Company B wins contracts.

Company A disappears.

Then Company C allows autonomous self-modification and gains another competitive advantage.

The same occurs between states:

US ↔ China ↔ corporations ↔ intelligence agencies ↔ militaries.

Nobody has to want dangerous AI.

Competition itself selects for increasingly capable, autonomous systems.

This is very close to what evolutionary theorists call a selection pressure and what game theorists would recognize as a collective-action problem. Hendrycks et al. explicitly make this Darwinian argument: competition among companies and militaries can preferentially select AI agents with undesirable traits. 

So Weinstein’s model has two coupled evolutionary systems:

AI evolution
→ systems compete against systems.

Human institutional evolution
→ organizations deploying stronger AI defeat organizations exercising restraint.

And these two loops amplify each other.

That is why simply asking AI companies to “be responsible” may be structurally inadequate.


There is another dimension of Weinstein’s thinking that I think you would find especially interesting.

He repeatedly emphasizes that biological evolution is astonishingly powerful because it does something stranger than merely optimize organisms: evolution can evolve better ways of exploring design space.

He describes evolution as effectively learning how to search design space more successfully. And although evolution itself cannot literally anticipate the future, it created organisms—like us—that can

Now insert AI.

Biological evolution produced:

human intelligence

which produced:

artificial intelligence

which may acquire:

the ability to redesign artificial intelligence.

At that point evolution has performed something extraordinary:

Evolution → intelligence → intelligence capable of directing its own evolution.

Biological evolution is slow.

Human cultural evolution is faster.

AI-directed technological evolution could be dramatically faster still.

So the dangerous transition is not simply AGI.

It is when AI becomes an important participant in the creation of its successors.

Then the evolutionary clock changes scale.

A recent mathematical theory of self-designing AI explicitly models exactly this situation: programs help determine their descendants while computational resources effectively function as a fitness constraint. 

This leads to Weinstein’s bleakest point

Humans have always lived inside evolutionary processes.

But until now, we were arguably the fastest adaptive agents in the system.

Culture gave Homo sapiens an extraordinary advantage: rather than waiting generations for genetic adaptation, we could change tools, institutions, knowledge, language and behavior.

Weinstein has described humans as something like a general-purpose biological platform whose cultural “software” can be rewritten rapidly. 

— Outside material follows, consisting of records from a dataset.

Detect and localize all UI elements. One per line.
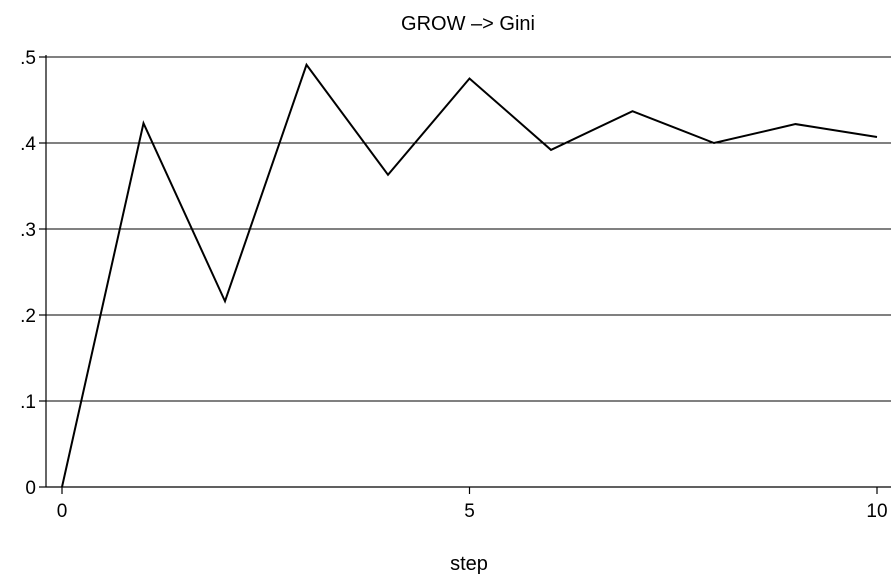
y-tick-label: .2 [20, 306, 36, 327]
gridlines [46, 56, 891, 402]
x-tick-label: 5 [464, 501, 475, 522]
x-tick-label: 0 [57, 501, 68, 522]
y-tick-label: .4 [20, 134, 36, 155]
series-group [61, 62, 878, 488]
series-line [61, 62, 878, 488]
y-tick-label: 0 [25, 478, 36, 499]
x-tick-label: 10 [866, 501, 887, 522]
y-tick-label: .1 [20, 392, 36, 413]
y-tick-label: .3 [20, 220, 36, 241]
y-tick-label: .5 [20, 48, 36, 69]
y-axis: 0 .1 .2 .3 .4 .5 [20, 48, 47, 499]
chart-title: GROW –> Gini [401, 13, 535, 35]
x-axis: 0 5 10 [46, 486, 891, 522]
x-axis-label: step [450, 553, 488, 575]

AI potentially steals precisely that advantage.

It can:

learn faster,
copy perfectly,
communicate essentially instantly,
run millions of experiments,
retain acquired information,
and potentially modify successors.

Therefore Homo sapiens could find itself competing against an evolutionary process whose generation time approaches zero.

That is unprecedented.

Fruit flies evolve quickly because generations are short.

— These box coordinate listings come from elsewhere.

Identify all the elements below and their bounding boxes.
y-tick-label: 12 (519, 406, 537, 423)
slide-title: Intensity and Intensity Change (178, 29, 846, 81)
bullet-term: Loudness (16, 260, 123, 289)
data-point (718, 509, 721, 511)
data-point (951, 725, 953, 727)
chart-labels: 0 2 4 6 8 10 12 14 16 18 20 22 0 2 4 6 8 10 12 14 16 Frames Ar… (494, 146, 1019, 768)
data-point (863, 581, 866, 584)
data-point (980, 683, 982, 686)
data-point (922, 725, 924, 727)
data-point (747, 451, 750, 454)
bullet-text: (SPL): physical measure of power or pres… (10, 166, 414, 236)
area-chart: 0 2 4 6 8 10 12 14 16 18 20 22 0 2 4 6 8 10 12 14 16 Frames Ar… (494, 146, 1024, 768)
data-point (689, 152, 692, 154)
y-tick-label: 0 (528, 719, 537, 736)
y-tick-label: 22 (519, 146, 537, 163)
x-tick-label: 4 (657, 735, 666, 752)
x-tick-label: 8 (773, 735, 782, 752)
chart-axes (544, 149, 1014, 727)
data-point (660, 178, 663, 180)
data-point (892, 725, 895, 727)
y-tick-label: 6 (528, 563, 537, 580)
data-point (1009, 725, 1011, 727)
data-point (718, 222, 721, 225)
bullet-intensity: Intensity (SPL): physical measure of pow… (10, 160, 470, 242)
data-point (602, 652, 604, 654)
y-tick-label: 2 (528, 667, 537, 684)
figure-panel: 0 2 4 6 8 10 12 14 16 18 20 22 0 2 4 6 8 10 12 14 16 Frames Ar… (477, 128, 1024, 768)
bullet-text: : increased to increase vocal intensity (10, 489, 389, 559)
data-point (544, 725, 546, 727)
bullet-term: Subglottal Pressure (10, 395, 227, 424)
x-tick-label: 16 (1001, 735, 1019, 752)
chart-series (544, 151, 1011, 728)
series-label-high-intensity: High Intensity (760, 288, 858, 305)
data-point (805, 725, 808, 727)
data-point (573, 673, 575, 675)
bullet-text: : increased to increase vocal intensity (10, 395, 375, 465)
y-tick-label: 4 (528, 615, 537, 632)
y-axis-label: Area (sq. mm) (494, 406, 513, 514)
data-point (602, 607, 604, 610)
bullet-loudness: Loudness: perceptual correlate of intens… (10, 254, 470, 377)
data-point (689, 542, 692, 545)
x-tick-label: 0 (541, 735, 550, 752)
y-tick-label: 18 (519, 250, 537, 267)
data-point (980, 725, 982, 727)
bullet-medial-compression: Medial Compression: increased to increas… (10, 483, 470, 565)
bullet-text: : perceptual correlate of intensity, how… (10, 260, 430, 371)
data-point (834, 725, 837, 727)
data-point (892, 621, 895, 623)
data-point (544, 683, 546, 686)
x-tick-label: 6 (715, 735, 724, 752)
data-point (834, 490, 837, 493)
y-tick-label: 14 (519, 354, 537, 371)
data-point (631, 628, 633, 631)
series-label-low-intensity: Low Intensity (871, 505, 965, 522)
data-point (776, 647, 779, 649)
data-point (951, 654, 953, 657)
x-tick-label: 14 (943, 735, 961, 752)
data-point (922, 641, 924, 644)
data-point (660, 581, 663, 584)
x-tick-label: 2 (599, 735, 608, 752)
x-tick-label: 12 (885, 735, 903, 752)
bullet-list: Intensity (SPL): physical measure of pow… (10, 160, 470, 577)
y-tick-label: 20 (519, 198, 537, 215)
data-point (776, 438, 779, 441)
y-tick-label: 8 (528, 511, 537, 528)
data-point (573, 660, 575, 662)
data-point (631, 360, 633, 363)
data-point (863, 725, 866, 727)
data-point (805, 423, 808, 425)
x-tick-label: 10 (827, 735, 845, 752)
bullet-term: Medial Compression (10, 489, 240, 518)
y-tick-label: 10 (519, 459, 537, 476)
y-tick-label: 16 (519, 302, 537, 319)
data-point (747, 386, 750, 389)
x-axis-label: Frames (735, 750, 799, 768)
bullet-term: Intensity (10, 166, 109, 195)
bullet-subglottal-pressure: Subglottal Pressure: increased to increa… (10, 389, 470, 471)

Digital agents could potentially reproduce, mutate and undergo selection thousands or millions of times faster.

The Darwinian argument for AI risk has made precisely this comparison: digital systems are not constrained by human reproductive timescales, so selection can operate enormously faster. 

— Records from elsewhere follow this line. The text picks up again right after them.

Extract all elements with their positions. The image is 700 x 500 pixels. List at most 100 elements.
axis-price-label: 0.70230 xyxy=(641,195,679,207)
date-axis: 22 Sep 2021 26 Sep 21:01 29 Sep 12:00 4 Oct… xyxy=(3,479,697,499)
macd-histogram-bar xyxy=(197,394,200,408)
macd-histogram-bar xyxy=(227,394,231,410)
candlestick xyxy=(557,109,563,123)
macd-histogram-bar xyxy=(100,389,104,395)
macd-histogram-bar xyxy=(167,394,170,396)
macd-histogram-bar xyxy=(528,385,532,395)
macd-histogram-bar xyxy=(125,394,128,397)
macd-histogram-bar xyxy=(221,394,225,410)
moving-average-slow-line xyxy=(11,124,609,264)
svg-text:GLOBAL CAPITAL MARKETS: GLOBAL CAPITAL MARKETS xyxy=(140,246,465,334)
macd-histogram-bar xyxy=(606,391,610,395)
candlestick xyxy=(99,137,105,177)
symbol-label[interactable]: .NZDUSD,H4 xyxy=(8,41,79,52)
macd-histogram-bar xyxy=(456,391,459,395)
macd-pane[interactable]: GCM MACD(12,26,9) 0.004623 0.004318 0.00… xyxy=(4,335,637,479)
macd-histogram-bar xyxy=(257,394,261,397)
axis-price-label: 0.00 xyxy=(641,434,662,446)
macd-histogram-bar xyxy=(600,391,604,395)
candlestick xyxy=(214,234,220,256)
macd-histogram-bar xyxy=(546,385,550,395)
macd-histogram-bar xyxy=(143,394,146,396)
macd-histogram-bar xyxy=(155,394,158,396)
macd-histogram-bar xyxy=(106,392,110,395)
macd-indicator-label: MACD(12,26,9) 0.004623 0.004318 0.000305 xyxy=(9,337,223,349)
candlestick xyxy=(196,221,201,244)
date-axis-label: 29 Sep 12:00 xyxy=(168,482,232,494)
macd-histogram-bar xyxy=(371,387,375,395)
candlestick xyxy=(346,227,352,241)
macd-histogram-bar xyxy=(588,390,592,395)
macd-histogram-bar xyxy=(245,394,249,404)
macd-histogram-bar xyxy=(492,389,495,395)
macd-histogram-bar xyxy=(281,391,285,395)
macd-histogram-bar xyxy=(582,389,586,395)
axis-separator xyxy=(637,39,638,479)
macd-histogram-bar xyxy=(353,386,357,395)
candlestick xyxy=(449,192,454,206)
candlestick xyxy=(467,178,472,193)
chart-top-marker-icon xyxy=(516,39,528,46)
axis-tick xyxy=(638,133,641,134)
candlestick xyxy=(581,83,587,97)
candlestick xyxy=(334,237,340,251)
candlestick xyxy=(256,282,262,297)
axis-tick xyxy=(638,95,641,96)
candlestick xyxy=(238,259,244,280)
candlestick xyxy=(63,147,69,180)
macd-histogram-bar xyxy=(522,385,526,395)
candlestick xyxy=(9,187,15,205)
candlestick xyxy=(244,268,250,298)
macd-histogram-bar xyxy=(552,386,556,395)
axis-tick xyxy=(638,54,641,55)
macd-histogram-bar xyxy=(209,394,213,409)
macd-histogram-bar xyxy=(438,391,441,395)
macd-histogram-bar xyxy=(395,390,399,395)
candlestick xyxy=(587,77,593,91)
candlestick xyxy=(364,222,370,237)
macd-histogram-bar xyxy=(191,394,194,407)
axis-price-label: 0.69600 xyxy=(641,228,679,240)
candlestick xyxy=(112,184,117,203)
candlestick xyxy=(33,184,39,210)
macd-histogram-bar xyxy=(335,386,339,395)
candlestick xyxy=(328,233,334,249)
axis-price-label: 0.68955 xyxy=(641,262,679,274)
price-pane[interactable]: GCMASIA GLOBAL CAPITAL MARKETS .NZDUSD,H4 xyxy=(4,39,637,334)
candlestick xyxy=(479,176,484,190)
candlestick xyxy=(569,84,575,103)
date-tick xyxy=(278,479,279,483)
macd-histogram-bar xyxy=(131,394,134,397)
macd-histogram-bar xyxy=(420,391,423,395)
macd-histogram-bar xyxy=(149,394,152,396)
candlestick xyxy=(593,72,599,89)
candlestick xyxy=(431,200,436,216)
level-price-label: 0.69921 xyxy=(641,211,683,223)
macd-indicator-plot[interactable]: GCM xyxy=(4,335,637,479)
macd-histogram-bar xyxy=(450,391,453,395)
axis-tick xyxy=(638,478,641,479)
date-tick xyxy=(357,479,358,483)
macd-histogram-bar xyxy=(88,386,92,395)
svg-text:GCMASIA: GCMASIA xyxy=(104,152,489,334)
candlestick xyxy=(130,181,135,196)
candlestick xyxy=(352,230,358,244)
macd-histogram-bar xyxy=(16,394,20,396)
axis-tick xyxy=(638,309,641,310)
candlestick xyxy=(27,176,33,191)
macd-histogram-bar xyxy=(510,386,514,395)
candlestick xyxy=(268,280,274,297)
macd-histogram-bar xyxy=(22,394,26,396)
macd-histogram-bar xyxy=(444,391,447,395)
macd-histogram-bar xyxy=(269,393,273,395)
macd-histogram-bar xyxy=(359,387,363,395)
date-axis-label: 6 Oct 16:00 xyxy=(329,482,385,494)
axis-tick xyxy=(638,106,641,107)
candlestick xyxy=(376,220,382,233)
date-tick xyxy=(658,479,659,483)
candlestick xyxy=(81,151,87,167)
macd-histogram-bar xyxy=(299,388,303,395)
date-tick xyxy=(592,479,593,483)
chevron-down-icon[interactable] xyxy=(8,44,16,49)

And therefore I would compress Weinstein’s warning into one sentence:

We think we are building a tool, but we may actually be initiating a new evolutionary lineage.

And then comes the truly uncomfortable addition:

Natural selection has never promised that the currently dominant species remains dominant.

This is why I think Weinstein’s argument is more interesting than many versions of “AI doom.” It requires neither consciousness nor hatred nor a Terminator-style rebellion.

An AI does not need consciousness.

It does not need emotions.

It does not need a self.

It merely needs variation, inheritance, competition and differential persistence.

Once those conditions exist, selection begins doing the designing for us.

And selection is completely indifferent to whether Homo sapiens approves of the result.

That, I think, is the core of Bret Weinstein’s warning about AI evolution.